High pulls vs cleans

High pulls

Triple extension in the high pulls

I was asked on Tuesday by an athlete who is quite new to weight lifting why I would teach cleans which are quite complex, if high pulls also work the triple extension.
The answer is that I have got a lot of time with this athlete, so can afford to work on his technique without sacrificing his work that will lead to strength and power development. The clean will then enable him to perform the jerks without using a rack.

But, the question is an excellent one, and should be asked by Coaches before they do any exercise or series of techniques, instead of doing something because everyone else is doing it.

  • Some National Governing Bodies specifically want cleans coached – why? If time is limited, then
  • dumbbell cleans
  •  jump squats
  • wave squats
  •  high pulls

are all useful alternatives for developing power.

Ben Goldacre’s Bad Science column in The Guardian is a good read and is an example of how to examine wild claims and pseudo science. This type of objectivity is uncommon in a lot of Coaching practice.

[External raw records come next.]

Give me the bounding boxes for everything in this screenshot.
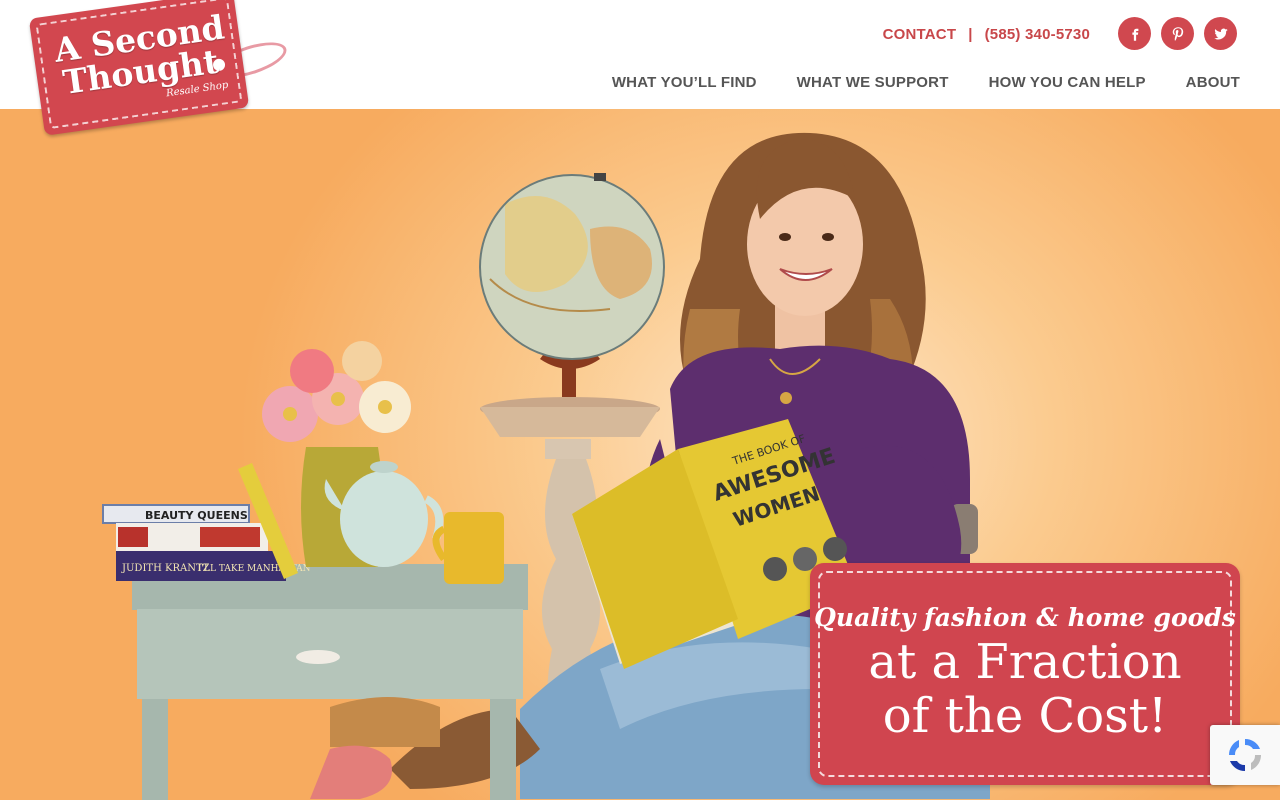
- phone-link[interactable]: (585) 340-5730: [985, 26, 1090, 43]
- recaptcha-badge[interactable]: [1210, 725, 1280, 785]
- promo-headline-line-1: at a Fraction: [868, 634, 1182, 690]
- nav-item-about[interactable]: ABOUT: [1186, 74, 1240, 91]
- yellow-mug: [432, 512, 504, 584]
- nav-item-what-youll-find[interactable]: WHAT YOU’LL FIND: [612, 74, 757, 91]
- pinterest-icon[interactable]: [1161, 17, 1194, 50]
- promo-script-line: Quality fashion & home goods: [814, 603, 1236, 632]
- main-nav: WHAT YOU’LL FIND WHAT WE SUPPORT HOW YOU…: [612, 74, 1240, 91]
- contact-separator: |: [968, 25, 973, 43]
- facebook-icon[interactable]: [1118, 17, 1151, 50]
- promo-tag: Quality fashion & home goods at a Fracti…: [810, 563, 1240, 785]
- site-logo[interactable]: A Second Thought Resale Shop: [28, 0, 292, 136]
- book-spine-krantz: JUDITH KRANTZ: [121, 563, 210, 574]
- book-stack: BEAUTY QUEENS JUDITH KRANTZ I'LL TAKE MA…: [102, 463, 311, 581]
- social-links: [1118, 17, 1237, 50]
- promo-headline: at a Fraction of the Cost!: [810, 635, 1240, 743]
- contact-link[interactable]: CONTACT: [883, 26, 957, 43]
- promo-headline-line-2: of the Cost!: [882, 688, 1168, 744]
- nav-item-how-you-can-help[interactable]: HOW YOU CAN HELP: [989, 74, 1146, 91]
- book-spine-beauty-queens: BEAUTY QUEENS: [145, 509, 248, 522]
- twitter-icon[interactable]: [1204, 17, 1237, 50]
- globe: [479, 173, 665, 397]
- nav-item-what-we-support[interactable]: WHAT WE SUPPORT: [797, 74, 949, 91]
- hero-banner: THE BOOK OF AWESOME WOMEN BEAUTY QUEENS: [0, 109, 1280, 800]
- contact-bar: CONTACT | (585) 340-5730: [883, 22, 1090, 46]
- recaptcha-icon: [1228, 738, 1262, 772]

It is especially interesting to read how the over complication of diet has led to a new brand of celebrity nutritionists who are being discredited due to their lack of scientific underpinning.

I keep telling coaches and athletes that they should look at what they are trying to achieve, and find tools that do that job most efficiently.

However, many people become attached to the “magic exercise” or “magic food” and then reverse engineer its usefulness to match the aims.